Rates on Margin Accounts Help Ameritrade's 3Q

The Omaha discount brokerage Ameritrade Holding Corp. said Tuesday that net income for its fiscal third quarter, which ended June 24, rose 20% from a year earlier, to $74.7 million, or 18 cents per share.

The profits matched analyst estimates. Ameritrade, which is acquiring TD Waterhouse USA from Toronto-Dominion Bank, credited the increase to the higher interest rates it charged on loans to customers for trading.

Interest from margin accounts almost doubled, to $137.4 million, as nine Federal Reserve Board rate increases in the past year allowed Ameritrade to increase its rates as well.

The TD Waterhouse deal, announced last month amid a slowdown in trading over the Internet and industrywide price cuts, would make Ameritrade the world's biggest discount brokerage.

"The Fed's raising rates helps them out dramatically, because of all the margin lending they do," said Richard Herr, an analyst at Keefe, Bruyette & Woods Inc. in New York, who has an "outperform" rating on Ameritrade's stock and does not personally own the shares.

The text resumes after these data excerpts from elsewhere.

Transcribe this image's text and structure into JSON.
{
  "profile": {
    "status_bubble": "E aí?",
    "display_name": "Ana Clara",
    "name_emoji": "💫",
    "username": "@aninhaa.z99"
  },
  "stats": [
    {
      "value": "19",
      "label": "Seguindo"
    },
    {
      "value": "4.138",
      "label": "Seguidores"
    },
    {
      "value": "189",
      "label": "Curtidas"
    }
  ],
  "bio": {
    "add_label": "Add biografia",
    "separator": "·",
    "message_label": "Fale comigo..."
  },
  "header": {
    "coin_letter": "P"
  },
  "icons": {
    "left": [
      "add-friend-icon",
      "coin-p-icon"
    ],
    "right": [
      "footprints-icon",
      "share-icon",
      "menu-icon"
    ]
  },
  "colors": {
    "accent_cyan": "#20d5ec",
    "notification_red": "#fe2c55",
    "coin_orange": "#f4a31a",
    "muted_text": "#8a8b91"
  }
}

"It was not necessarily an easy quarter in terms of trading volumes, but they produced some pretty good results," he said.

In May, Ameritrade cut its earnings forecast for this fiscal year and said that investors were waiting for signs of economic growth before putting more money into the stock market.

For the fiscal third quarter, Ameritrade reported that average daily client trades fell 15.2% from a year earlier, to 139,000. As a result, commissions and clearing fees fell 17%, to $113.1 million.

Joseph H. Moglia, Ameritrade's chief executive officer, said on a conference call with investors that last month's trading volume rose 8% from May.

"The markets were a little bit better" last month, he said. "There was some better economic data."

Mr. Moglia, 56, also said the interest rate increases had helped his company achieve a better revenue balance. The percentage of fiscal third-quarter net revenue it generated from commissions fell to 48%, from 62% a year earlier, while the percentage from interest income, minus brokerage interest expenses, rose to 42%, from 32%.

Ameritrade's client assets under management rose 9.4%, to $78.8 billion as of June 24. On that basis, the brokerage ranks behind Charles Schwab Corp., TD Waterhouse, and E-Trade Financial Corp.

The deal for TD Waterhouse is set to close in the next six months and values TD Waterhouse at about $2.25 billion.

Mr. Moglia said he expects further consolidation to reduce the number of online brokers to less than 40 in three to five years, from about 100 now. That compares with about 200 in the spring of 2001. Of those left after the consolidation, only about three will be recognized as having a significant online presence, he said.